Since the Consulate General reopened in 2025, its main task has been to promote cooperation between the two countries in trade, investment, and innovation.

==District==
From 1949, the consular district encompassed Houston and the states of Texas, Alabama, Arkansas, Louisiana, Mississippi, New Mexico, Oklahoma, as well as the Florida panhandle. This district lasted until 1975. From 1976 to 1978, the district only included Houston and Texas and from 1976, Alabama, Louisiana, Mississippi, and Texas belonged to the Consulate General of Sweden, New York City.
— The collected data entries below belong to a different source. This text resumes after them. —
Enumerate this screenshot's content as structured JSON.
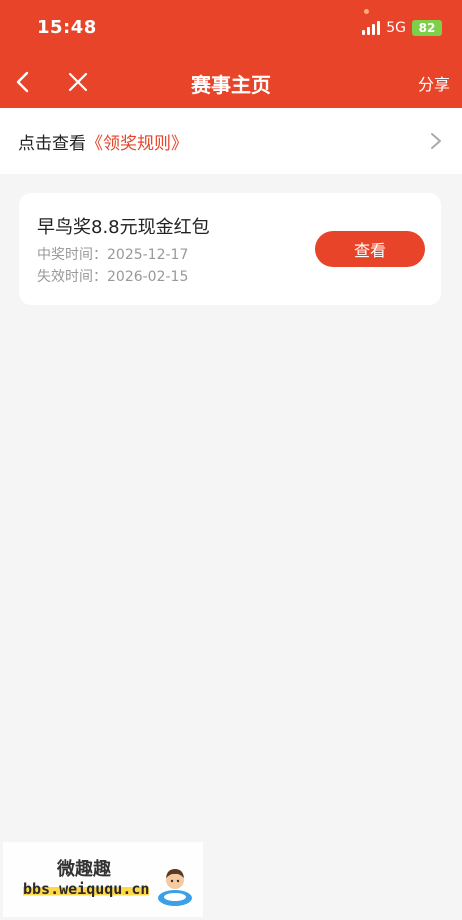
{
  "status_bar": {
    "time": "15:48",
    "network": "5G",
    "battery": "82"
  },
  "nav": {
    "title": "赛事主页",
    "share_label": "分享"
  },
  "rules_bar": {
    "prefix": "点击查看",
    "link": "《领奖规则》"
  },
  "prize_card": {
    "title": "早鸟奖8.8元现金红包",
    "win_time_label": "中奖时间：",
    "win_time": "2025-12-17",
    "expire_time_label": "失效时间：",
    "expire_time": "2026-02-15",
    "button_label": "查看"
  },
  "watermark": {
    "title": "微趣趣",
    "url": "bbs.weiququ.cn"
  },
  "colors": {
    "accent": "#e8442a",
    "background": "#f5f5f5",
    "battery": "#7ed04b"
  }
}
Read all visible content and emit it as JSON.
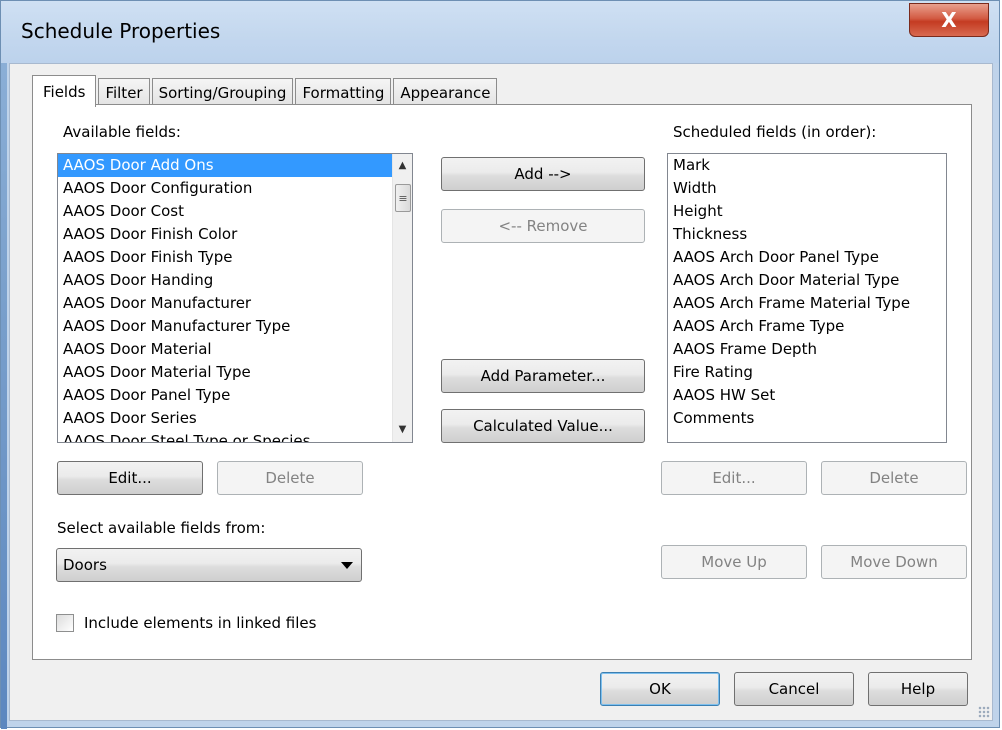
{
  "window": {
    "title": "Schedule Properties",
    "close_glyph": "X"
  },
  "tabs": [
    {
      "label": "Fields",
      "active": true
    },
    {
      "label": "Filter",
      "active": false
    },
    {
      "label": "Sorting/Grouping",
      "active": false
    },
    {
      "label": "Formatting",
      "active": false
    },
    {
      "label": "Appearance",
      "active": false
    }
  ],
  "available": {
    "label": "Available fields:",
    "items": [
      "AAOS Door Add Ons",
      "AAOS Door Configuration",
      "AAOS Door Cost",
      "AAOS Door Finish Color",
      "AAOS Door Finish Type",
      "AAOS Door Handing",
      "AAOS Door Manufacturer",
      "AAOS Door Manufacturer Type",
      "AAOS Door Material",
      "AAOS Door Material Type",
      "AAOS Door Panel Type",
      "AAOS Door Series",
      "AAOS Door Steel Type or Species"
    ],
    "selected_index": 0
  },
  "scheduled": {
    "label": "Scheduled fields (in order):",
    "items": [
      "Mark",
      "Width",
      "Height",
      "Thickness",
      "AAOS Arch Door Panel Type",
      "AAOS Arch Door Material Type",
      "AAOS Arch Frame Material Type",
      "AAOS Arch Frame Type",
      "AAOS Frame Depth",
      "Fire Rating",
      "AAOS HW Set",
      "Comments"
    ]
  },
  "buttons": {
    "add": "Add -->",
    "remove": "<-- Remove",
    "add_parameter": "Add Parameter...",
    "calculated_value": "Calculated Value...",
    "edit_left": "Edit...",
    "delete_left": "Delete",
    "edit_right": "Edit...",
    "delete_right": "Delete",
    "move_up": "Move Up",
    "move_down": "Move Down",
    "ok": "OK",
    "cancel": "Cancel",
    "help": "Help"
  },
  "source": {
    "label": "Select available fields from:",
    "value": "Doors"
  },
  "linked": {
    "label": "Include elements in linked files",
    "checked": false
  },
  "colors": {
    "selection": "#3399ff",
    "frame": "#bfd3ea",
    "close_button": "#c43b22"
  }
}
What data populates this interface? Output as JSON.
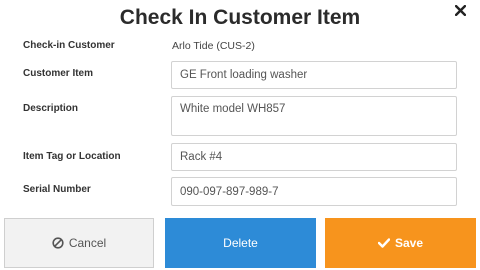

The states of Kentucky and Tennessee were transferred to the Consulate General of Sweden, Chicago. In 1979, these states reverted to the jurisdiction of the consulate general in Houston when it was reestablished. The district remained the same until 1981 when the consulate general was closed. From when the honorary consulate general opened in 1983 until at least 1988, the district consisted of Texas except for the city of Dallas. In 2024, the district consisted of Houston, South Texas, Oklahoma, and Arkansas. Since the Consulate General reopened in 2025, its district has consisted of the state of Texas.

==Buildings==

===Chancery===
The chancery was located in the Commerce Building, Houston, in 1950 before moving to 3602 Montrose Boulevard in the Neartown-Montrose area in the same year. It remained here until 1954. From 1955, the address was a couple of hundred meters away at 3400 Montrose Boulevard in an office building. At least from 1964 to 1967, it was located in Suite 803 at the same address. The consulate remained at 3400 Montrose Boulevard until 1971/72 when it was converted into a trade commissioner office. From 1973 to 1975, the address was 4600 Post Oak Place Drive, Suite 100, in the Afton Oaks / River Oaks area. Thereafter, it was only listed as P.O. Box 27459, Houston, Texas 77027, between 1976 and 1979. From 1980 until the closure of the consulate general in 1981, it was located at 17 South Briar Hollow Lane, Suite 400, around the corner from the consulate general's previous address in Afton Oaks / River Oaks.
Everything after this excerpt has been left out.